The system it is running on is RHEL 7, Cuda 10.2, 2 CPUs with 8 cores each, and 4 GPUs. Hyper-threading turned off.
I need to do some matrix multiplication. I have 8 Java threads. The first 4 threads each get one GPU to use, the last four threads use the Intel MKL to do the matrix multiplication.
For the Cuda calls, the host code fires off a matrix multiplication request, then calls cudaDeviceSynchronize (). When this returns it calls code to check if the multiplication results have converged, and makes another call to cudaDeviceSynchronize (0 while it waits for an answer.
Before I run my program, I call
export MKL_NUM_THREADS=
with a value ranging from 4 to 16
The bigger the number I assign to MKL_NUM_THREADS, the longer the Cuda code takes to run. (Yes, the MKL code goes faster. But the speedup in the MKL code is far and away overwhelmed by the slowdown in the Cuda code.)
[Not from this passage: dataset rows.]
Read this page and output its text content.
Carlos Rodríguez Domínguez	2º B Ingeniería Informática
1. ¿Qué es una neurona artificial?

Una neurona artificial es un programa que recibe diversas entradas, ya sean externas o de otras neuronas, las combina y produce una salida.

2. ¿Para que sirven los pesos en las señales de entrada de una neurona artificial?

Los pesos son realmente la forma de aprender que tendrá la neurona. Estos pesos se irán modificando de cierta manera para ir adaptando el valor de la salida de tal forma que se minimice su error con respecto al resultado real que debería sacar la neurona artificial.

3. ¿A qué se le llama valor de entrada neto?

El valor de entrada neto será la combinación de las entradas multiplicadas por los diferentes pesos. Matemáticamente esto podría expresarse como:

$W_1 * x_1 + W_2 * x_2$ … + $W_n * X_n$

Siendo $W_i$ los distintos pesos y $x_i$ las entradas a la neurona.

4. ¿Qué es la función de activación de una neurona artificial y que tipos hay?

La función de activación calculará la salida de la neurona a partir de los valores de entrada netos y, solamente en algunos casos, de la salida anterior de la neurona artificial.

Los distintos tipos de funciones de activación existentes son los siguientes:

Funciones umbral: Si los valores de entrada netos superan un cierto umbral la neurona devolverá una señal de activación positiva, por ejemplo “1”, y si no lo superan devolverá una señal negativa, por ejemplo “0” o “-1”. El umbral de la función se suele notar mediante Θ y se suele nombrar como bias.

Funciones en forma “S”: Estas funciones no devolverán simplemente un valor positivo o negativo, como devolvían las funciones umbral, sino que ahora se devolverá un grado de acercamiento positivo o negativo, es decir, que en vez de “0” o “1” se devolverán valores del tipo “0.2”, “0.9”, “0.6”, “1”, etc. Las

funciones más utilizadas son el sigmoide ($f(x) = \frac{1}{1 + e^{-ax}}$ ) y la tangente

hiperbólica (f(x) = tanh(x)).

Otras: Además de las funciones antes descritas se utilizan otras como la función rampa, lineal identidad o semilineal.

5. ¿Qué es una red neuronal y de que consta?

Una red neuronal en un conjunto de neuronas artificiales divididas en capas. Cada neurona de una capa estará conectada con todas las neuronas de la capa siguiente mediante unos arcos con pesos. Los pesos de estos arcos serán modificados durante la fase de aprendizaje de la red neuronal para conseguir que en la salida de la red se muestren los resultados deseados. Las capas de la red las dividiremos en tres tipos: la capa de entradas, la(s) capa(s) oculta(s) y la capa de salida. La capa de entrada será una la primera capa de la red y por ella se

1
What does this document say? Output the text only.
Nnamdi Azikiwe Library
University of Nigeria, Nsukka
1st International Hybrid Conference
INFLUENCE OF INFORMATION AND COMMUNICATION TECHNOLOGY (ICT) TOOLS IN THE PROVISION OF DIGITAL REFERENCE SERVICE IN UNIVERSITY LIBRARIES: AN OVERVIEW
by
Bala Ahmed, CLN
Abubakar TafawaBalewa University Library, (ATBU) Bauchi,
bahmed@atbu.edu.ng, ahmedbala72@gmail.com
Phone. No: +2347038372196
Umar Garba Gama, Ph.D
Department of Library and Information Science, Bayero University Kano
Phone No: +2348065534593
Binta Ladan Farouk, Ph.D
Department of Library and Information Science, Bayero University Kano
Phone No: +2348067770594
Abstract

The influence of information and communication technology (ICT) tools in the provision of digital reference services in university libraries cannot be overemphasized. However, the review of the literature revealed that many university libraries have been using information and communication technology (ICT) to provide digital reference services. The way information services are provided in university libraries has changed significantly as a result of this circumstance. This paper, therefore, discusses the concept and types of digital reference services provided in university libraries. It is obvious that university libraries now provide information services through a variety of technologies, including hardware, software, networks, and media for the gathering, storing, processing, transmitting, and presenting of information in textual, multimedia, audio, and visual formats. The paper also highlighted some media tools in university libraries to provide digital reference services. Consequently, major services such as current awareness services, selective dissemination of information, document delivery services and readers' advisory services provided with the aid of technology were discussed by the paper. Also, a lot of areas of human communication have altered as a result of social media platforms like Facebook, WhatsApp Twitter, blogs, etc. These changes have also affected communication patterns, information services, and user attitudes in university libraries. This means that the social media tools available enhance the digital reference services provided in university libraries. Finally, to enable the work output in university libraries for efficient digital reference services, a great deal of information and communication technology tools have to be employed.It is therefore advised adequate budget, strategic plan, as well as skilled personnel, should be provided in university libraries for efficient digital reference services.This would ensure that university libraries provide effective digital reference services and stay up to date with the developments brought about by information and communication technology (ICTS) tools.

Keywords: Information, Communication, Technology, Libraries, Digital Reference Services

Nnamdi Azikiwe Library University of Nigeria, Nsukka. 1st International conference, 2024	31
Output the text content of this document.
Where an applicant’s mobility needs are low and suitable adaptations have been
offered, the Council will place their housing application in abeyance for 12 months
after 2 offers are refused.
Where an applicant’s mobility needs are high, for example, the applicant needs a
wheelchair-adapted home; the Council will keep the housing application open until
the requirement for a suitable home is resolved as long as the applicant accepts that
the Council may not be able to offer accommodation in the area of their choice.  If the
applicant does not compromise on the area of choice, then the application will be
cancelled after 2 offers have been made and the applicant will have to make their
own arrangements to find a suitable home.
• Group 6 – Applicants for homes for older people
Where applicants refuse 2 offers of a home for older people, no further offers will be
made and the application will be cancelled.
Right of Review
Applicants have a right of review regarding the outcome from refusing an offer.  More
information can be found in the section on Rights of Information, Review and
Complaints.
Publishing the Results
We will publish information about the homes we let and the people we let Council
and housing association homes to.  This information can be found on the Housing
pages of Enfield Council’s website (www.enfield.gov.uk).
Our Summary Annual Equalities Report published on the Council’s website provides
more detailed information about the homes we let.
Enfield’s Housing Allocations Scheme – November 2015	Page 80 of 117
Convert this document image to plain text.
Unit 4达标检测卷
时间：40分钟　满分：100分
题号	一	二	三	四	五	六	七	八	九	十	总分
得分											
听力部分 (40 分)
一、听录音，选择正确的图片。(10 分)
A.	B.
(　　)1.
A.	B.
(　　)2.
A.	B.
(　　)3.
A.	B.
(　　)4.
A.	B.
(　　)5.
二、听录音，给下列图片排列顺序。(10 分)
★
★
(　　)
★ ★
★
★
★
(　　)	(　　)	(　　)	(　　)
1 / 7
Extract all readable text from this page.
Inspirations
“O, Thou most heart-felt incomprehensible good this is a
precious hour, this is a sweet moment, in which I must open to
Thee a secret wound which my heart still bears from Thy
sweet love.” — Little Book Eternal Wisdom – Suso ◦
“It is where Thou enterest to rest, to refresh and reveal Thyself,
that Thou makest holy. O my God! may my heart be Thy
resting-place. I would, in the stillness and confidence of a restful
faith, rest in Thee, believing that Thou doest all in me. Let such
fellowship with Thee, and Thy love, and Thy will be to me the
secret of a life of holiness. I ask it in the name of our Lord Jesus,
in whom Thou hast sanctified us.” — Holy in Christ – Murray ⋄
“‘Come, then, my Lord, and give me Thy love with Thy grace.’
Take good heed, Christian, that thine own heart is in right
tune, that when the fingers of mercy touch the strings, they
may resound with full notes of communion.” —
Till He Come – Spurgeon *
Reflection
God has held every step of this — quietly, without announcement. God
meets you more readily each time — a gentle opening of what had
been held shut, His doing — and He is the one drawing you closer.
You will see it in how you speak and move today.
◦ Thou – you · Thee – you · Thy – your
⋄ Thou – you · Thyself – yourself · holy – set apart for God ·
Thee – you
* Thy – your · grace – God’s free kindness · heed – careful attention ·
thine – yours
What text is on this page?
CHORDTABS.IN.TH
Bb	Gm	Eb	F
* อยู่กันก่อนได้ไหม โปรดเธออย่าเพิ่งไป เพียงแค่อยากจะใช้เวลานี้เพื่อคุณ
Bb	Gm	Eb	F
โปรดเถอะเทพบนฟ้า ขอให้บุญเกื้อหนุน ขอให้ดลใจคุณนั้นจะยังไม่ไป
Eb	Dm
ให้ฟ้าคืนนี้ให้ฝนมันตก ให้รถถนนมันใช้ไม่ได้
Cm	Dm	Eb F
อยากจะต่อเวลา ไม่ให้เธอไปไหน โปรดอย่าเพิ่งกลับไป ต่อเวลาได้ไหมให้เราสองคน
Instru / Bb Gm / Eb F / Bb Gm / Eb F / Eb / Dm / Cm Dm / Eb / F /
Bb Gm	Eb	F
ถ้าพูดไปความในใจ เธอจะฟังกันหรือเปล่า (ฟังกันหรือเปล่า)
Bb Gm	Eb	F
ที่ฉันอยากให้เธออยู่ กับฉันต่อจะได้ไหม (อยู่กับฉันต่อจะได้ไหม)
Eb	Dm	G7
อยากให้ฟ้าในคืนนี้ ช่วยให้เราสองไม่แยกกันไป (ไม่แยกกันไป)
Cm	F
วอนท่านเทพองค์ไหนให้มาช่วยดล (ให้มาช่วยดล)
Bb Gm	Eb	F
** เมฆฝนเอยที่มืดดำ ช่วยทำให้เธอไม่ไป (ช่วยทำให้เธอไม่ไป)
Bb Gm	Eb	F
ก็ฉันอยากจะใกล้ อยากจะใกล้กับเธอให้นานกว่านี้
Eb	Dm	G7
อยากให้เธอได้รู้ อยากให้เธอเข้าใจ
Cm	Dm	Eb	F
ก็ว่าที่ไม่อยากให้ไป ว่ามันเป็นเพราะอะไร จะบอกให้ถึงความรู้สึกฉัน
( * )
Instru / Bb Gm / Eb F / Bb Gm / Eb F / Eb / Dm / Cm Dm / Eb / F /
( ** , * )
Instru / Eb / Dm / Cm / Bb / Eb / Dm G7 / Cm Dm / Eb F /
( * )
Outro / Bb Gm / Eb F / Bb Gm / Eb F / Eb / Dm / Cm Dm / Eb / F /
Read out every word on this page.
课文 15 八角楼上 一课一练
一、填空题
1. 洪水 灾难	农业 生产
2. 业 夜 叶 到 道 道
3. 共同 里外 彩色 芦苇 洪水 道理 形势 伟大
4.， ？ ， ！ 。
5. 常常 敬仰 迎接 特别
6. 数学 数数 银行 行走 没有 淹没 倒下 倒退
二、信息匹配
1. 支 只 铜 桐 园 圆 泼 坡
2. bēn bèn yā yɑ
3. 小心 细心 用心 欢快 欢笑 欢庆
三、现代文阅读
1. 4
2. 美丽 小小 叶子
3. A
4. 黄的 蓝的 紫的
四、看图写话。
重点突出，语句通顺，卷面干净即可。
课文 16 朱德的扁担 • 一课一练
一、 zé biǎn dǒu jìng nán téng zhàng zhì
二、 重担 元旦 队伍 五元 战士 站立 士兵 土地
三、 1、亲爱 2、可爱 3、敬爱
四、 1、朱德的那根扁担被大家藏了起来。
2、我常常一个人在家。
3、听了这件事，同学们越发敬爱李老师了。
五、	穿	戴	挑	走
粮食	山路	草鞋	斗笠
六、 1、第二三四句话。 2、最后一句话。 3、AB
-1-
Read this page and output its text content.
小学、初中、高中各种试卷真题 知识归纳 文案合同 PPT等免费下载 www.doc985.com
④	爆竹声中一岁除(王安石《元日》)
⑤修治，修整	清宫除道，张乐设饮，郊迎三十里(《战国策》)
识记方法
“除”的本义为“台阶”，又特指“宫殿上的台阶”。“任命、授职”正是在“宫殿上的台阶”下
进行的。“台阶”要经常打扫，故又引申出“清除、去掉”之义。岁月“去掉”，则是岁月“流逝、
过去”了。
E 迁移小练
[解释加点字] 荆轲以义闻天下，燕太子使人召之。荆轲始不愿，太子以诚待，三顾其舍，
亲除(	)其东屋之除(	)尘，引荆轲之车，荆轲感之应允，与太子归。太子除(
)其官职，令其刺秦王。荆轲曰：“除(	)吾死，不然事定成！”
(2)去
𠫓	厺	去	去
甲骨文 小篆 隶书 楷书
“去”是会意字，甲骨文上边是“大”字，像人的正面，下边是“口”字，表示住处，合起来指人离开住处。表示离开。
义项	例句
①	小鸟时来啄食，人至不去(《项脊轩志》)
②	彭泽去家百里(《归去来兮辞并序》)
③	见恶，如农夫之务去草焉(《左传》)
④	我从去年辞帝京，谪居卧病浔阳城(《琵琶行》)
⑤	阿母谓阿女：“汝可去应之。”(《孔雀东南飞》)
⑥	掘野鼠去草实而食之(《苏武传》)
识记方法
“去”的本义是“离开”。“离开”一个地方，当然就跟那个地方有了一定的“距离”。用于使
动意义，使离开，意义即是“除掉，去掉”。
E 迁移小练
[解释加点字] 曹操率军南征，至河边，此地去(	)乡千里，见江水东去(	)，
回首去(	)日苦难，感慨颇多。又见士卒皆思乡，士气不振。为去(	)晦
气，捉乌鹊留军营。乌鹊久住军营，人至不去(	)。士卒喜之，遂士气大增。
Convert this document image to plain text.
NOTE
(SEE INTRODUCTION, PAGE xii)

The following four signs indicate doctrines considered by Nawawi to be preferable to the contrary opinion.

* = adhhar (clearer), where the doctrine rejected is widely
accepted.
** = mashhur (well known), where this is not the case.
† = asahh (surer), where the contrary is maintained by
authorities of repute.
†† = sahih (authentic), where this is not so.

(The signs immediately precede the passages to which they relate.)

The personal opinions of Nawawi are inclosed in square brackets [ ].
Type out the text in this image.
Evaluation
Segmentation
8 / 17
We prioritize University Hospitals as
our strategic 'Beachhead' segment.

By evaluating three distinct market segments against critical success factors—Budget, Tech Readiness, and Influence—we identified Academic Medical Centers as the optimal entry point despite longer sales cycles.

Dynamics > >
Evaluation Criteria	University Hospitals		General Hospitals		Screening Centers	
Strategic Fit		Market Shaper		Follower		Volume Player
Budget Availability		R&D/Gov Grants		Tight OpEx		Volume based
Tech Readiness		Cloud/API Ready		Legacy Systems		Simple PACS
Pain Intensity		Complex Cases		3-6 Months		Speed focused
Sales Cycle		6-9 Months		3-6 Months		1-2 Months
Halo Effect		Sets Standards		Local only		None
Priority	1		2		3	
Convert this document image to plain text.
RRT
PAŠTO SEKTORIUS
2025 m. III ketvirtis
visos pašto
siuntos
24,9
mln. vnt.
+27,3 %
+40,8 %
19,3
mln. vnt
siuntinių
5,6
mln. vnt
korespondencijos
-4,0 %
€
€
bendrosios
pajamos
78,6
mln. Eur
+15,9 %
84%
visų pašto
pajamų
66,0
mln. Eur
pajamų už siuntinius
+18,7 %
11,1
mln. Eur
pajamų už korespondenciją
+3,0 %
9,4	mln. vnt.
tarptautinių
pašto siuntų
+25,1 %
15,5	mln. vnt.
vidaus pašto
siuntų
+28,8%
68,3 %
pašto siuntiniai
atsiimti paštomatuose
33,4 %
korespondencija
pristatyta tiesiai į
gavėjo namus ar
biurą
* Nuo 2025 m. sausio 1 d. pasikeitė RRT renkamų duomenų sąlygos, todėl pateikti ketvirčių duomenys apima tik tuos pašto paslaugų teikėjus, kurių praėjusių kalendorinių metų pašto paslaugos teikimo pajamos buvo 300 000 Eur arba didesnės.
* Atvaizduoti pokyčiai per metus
Is there any way I can keep the MKL code from grabbing CPU cycles from the cores that are running the Host Cuda code? Is there a better routine to call than cudaDeviceSynchronize? (I’m assuming that the slowdown comes from MKL usage of the Core meaning that cudaDeviceSynchronize doesn’t return just as soon as the Cuda code on the GPU is done.)
Any thoughts or suggestions greatly appreciated.